Nella fattispecie, come visto, l’UT si è discostato dalla dichiarazione presentata dal ricorrente ed ha rivalutato il reddito da attività accessoria, stimando un importo maggiore rispetto a quello dichiarato. Pur ritenendo che la dichiarazione presentata dal contribuente non fosse corretta, l’autorità ha rinunciato ad una vera e propria tassazione d’ufficio, che avrebbe presupposto dapprima una diffida e che avrebbe poi limitato il diritto di reclamo (obbligo di motivazione, artt. 206 cpv. 3 LT e 132 cpv. 3 LIFD). Con decisioni del 27 maggio 2021 rispettivamente dell’8 dicembre 2021, ha infatti notificato al ricorrente una tassazione ordinaria, con la conseguenza che l’obbligo di effettuare indagini d’ufficio, nell’intento di ricostruire la verità materiale, non è mai venuto meno. Come ha stabilito la giurisprudenza del Tribunale federale, la rinuncia alla tassazione d’ufficio non impedisce tuttavia all’autorità di tassazione di determinare gli elementi imponibili in base ad una valutazione, rispettando le regole relative all’onere della prova (sentenza del TF n. 2A.561/2005 del 22 febbraio 2006, consid. 3).

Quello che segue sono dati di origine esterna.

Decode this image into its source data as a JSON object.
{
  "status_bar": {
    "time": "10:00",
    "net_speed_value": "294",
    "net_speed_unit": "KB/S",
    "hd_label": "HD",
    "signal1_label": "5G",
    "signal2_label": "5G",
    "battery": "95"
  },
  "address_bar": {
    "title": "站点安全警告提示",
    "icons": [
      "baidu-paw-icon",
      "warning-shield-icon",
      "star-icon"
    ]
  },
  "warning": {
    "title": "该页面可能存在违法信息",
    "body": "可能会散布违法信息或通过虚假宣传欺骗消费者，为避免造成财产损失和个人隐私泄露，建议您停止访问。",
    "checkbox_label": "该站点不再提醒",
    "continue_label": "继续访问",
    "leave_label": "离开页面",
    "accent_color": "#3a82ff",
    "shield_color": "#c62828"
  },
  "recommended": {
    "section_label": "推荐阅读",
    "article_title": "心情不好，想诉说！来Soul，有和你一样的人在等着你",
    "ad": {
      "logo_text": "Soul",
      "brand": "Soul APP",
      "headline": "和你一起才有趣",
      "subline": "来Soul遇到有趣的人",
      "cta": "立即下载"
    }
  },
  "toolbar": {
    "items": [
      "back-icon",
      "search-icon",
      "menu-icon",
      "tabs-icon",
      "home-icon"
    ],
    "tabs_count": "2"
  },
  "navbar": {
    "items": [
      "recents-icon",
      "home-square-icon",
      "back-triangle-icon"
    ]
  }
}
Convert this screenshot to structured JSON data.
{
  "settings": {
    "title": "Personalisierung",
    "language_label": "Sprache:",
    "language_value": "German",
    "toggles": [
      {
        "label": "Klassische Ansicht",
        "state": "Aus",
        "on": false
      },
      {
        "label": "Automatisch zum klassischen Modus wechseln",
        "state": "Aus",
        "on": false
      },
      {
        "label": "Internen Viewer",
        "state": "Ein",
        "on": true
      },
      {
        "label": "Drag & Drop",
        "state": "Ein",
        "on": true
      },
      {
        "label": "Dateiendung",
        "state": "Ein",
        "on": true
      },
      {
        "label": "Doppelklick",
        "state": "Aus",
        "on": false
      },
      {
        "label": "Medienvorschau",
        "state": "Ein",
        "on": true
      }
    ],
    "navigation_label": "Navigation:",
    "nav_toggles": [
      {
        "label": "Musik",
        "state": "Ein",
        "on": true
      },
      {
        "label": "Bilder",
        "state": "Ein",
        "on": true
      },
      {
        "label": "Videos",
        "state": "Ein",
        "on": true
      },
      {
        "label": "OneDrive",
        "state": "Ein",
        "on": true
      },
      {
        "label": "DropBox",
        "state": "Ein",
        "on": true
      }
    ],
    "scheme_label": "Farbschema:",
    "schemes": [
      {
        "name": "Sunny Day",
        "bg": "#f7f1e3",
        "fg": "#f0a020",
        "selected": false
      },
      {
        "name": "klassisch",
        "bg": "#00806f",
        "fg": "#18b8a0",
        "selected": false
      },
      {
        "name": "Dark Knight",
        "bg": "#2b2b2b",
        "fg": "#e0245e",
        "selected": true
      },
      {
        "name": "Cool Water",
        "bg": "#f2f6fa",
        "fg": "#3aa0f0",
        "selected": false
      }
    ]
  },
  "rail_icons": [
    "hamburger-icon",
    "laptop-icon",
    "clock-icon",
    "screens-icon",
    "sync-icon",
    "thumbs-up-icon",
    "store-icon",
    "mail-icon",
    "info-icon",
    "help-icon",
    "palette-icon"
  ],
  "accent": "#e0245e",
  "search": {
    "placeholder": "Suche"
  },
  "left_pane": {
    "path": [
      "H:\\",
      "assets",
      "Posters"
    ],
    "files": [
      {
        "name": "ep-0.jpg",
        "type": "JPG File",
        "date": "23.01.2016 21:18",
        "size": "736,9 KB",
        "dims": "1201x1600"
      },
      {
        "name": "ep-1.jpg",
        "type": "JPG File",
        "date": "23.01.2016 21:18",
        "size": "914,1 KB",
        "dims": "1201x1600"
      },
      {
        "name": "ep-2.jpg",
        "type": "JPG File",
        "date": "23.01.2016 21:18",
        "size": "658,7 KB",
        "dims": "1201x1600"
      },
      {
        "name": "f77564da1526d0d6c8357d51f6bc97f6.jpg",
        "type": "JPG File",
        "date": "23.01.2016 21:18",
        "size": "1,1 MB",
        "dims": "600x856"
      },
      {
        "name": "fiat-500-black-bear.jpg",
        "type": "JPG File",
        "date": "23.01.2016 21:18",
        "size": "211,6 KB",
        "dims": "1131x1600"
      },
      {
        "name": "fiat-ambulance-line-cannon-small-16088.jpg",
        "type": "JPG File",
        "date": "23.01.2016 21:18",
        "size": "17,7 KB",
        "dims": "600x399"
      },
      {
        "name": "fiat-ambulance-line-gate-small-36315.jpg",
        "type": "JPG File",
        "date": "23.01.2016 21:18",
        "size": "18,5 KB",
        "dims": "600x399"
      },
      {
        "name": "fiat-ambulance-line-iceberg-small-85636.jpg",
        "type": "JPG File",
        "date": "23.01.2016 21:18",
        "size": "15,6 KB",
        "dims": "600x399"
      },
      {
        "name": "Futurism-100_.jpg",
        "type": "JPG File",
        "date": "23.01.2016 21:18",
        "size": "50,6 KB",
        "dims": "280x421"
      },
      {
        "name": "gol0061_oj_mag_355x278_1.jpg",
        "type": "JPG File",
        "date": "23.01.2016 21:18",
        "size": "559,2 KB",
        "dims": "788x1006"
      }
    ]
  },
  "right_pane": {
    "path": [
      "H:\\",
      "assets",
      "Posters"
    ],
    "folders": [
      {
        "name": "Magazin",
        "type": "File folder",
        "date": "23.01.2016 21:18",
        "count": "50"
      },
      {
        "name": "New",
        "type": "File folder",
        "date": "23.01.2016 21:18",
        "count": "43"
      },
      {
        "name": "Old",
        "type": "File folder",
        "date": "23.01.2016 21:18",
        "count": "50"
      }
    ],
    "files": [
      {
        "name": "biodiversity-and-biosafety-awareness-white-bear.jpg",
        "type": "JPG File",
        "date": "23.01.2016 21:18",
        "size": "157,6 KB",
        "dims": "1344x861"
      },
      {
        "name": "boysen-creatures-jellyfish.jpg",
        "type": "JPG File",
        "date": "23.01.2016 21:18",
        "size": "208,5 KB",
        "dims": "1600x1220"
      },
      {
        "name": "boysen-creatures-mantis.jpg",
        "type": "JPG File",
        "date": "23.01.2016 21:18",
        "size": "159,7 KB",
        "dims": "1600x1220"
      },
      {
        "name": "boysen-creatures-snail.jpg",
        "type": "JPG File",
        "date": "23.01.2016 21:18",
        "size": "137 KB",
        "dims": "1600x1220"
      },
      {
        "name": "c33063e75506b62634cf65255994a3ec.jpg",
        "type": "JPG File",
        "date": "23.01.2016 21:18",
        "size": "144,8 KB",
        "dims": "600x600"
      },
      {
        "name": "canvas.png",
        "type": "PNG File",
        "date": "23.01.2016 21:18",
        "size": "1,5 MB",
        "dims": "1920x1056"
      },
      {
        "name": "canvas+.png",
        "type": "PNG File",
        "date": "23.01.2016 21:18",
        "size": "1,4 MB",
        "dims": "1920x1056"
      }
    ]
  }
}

Nella procedura fiscale vigono la massima ufficiale e il principio inquisitorio. L’autorità di tassazione, cui spetta il dovere di chiarire d’ufficio i fatti fiscalmente rilevanti, controlla la dichiarazione d’imposta e procede a tutte le indagini necessarie (artt. 204 cpv. 1 LT e 130 cpv. 1 LIFD), senza essere in particolare vincolata agli elementi imponibili riconosciuti o dichiarati dai contribuenti (sentenza del TF n. 2A.105/2007 del 3 settembre 2007; Berger, Voraussetzungen und Anfechtung der Ermessensveranlagung, in: ASA 75 p. 185 e p. 190).
3.2.
La procedura fiscale è inoltre retta dal principio di collaborazione. Sia secondo l’art. 196 LT sia secondo l’art. 123 cpv. 1 LIFD, le autorità di tassazione determinano con il contribuente le condizioni di fatto o di diritto determinanti per un’imposizione completa ed esatta. Al contribuente è perciò imposto l’obbligo di fare tutto il necessario per consentire una tassazione completa ed esatta (artt. 200 LT e 126 cpv. 1 LIFD). Egli deve in particolare esporre la situazione in maniera esaustiva e trasparente (cfr. ad esempio sentenza del TF n. 2A.502/2005 del 2 febbraio 2006, in: StR 61 p. 442).
3.3.
Di principio, in applicazione analogica della regola generale prevista dall’art. 8 CC, nella procedura fiscale l’onere della prova è ripartito nel senso che l’autorità fiscale è tenuta a dimostrare l’esistenza di elementi che fondano o aumentano l’onere fiscale, mentre è a carico del contribuente la prova di quei fatti che concorrono ad escludere o a ridurre il debito verso l’erario (DTF 133 II 153 e 121 II 257; ASA 64 p. 493; StE 1990 B 13.1 n. 8).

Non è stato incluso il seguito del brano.